32) Out-of-bounds read (CVE-ID: CVE-2026-46033)
CWE-ID: CWE-125 - Out-of-bounds read
CVSSv4: CVSS:4.0/AV:L/AC:L/AT:N/PR:L/UI:N/VC:N/VI:N/VA:H/SC:N/SI:N/SA:N/E:U/U:Clear
The vulnerability allows a local user to cause a denial of service.
The vulnerability exists due to an out-of-bounds access in the authencesn ESN encrypt/decrypt paths when handling AF_ALG requests with a too-short authentication tag inherited from an ahash digest size of 1 to 3 bytes. A local user can select an ahash with a digest size of 1 to 3 bytes and trigger ESN tail handling to cause a denial of service.
33) Always-Incorrect Control Flow Implementation (CVE-ID: CVE-2026-46052)
CWE-ID: CWE-670 - Always-Incorrect Control Flow Implementation
CVSSv4: CVSS:4.0/AV:L/AC:L/AT:N/PR:L/UI:N/VC:N/VI:N/VA:H/SC:N/SI:N/SA:N/E:U/U:Clear
The vulnerability allows a local user to cause a denial of service.
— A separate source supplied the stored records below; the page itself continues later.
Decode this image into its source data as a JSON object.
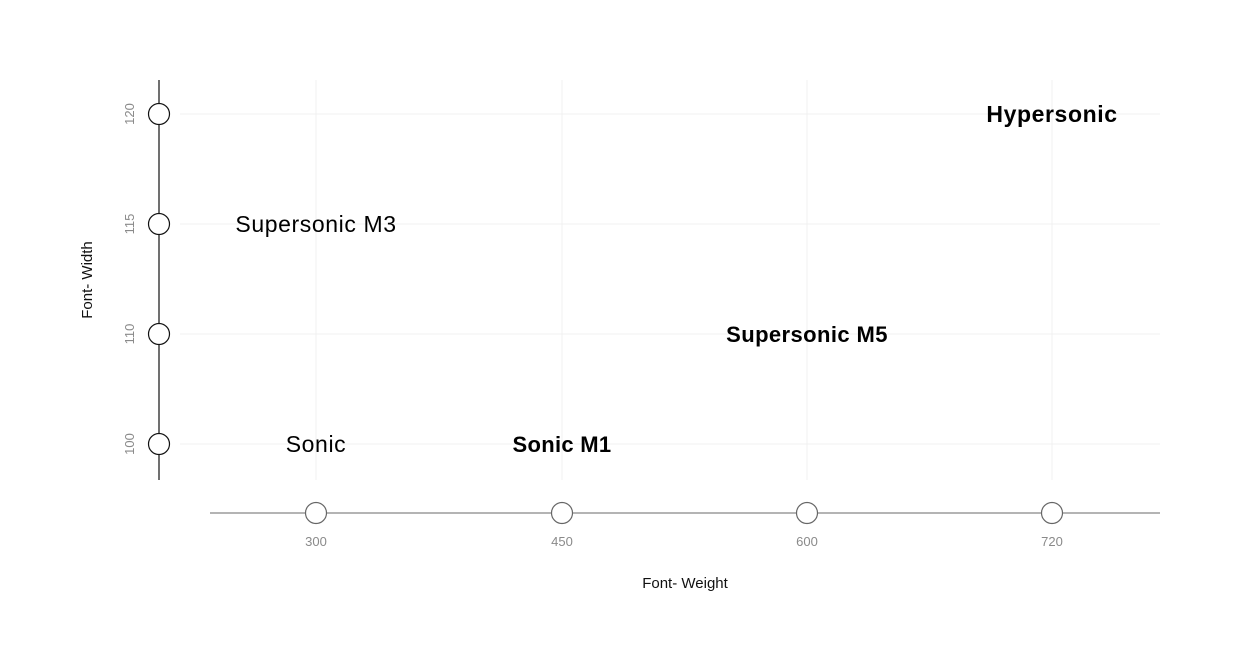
{
  "chart_data": {
    "type": "scatter",
    "title": "",
    "xlabel": "Font- Weight",
    "ylabel": "Font- Width",
    "xticks": [
      300,
      450,
      600,
      720
    ],
    "yticks": [
      100,
      110,
      115,
      120
    ],
    "grid": true,
    "points": [
      {
        "label": "Sonic",
        "x": 300,
        "y": 100,
        "weight": "light"
      },
      {
        "label": "Sonic M1",
        "x": 450,
        "y": 100,
        "weight": "semibold"
      },
      {
        "label": "Supersonic M3",
        "x": 300,
        "y": 115,
        "weight": "light"
      },
      {
        "label": "Supersonic M5",
        "x": 600,
        "y": 110,
        "weight": "bold"
      },
      {
        "label": "Hypersonic",
        "x": 720,
        "y": 120,
        "weight": "heavy"
      }
    ]
  },
  "colors": {
    "axis": "#111111",
    "x_axis_line": "#888888",
    "grid": "#f0f0f0",
    "tick_label": "#8a8a8a",
    "label": "#000000"
  }
}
The vulnerability exists due to improper handling of negative dentries in fs/ceph/dir.c when processing Ceph lookup or atomic_open operations with reused cached negative dentries. A local user can trigger lookup paths that call d_add() on an already-hashed negative dentry to cause a denial of service.
The issue can corrupt the dcache hash bucket, potentially creating a self-loop that causes __d_lookup() to spin forever and trigger RCU stall reports.
34) Use-after-free (CVE-ID: CVE-2026-46227)
CWE-ID: CWE-416 - Use After Free
CVSSv4: CVSS:4.0/AV:L/AC:L/AT:N/PR:L/UI:N/VC:H/VI:H/VA:H/SC:N/SI:N/SA:N/E:U/U:Clear
The vulnerability allows a local user to execute arbitrary code.
The vulnerability exists due to a use-after-free and type confusion in sctp_sendmsg() SCTP_SENDALL path when iterating associations after sctp_sendmsg_to_asoc() drops and reacquires the socket lock. A local user can trigger concurrent association migration or freeing to execute arbitrary code.
The issue is reachable with no effective capabilities, and the type-confusion path can lead to a controlled indirect call via the outqueue.sched->init_sid pointer.
Remediation
Install update from vendor's website.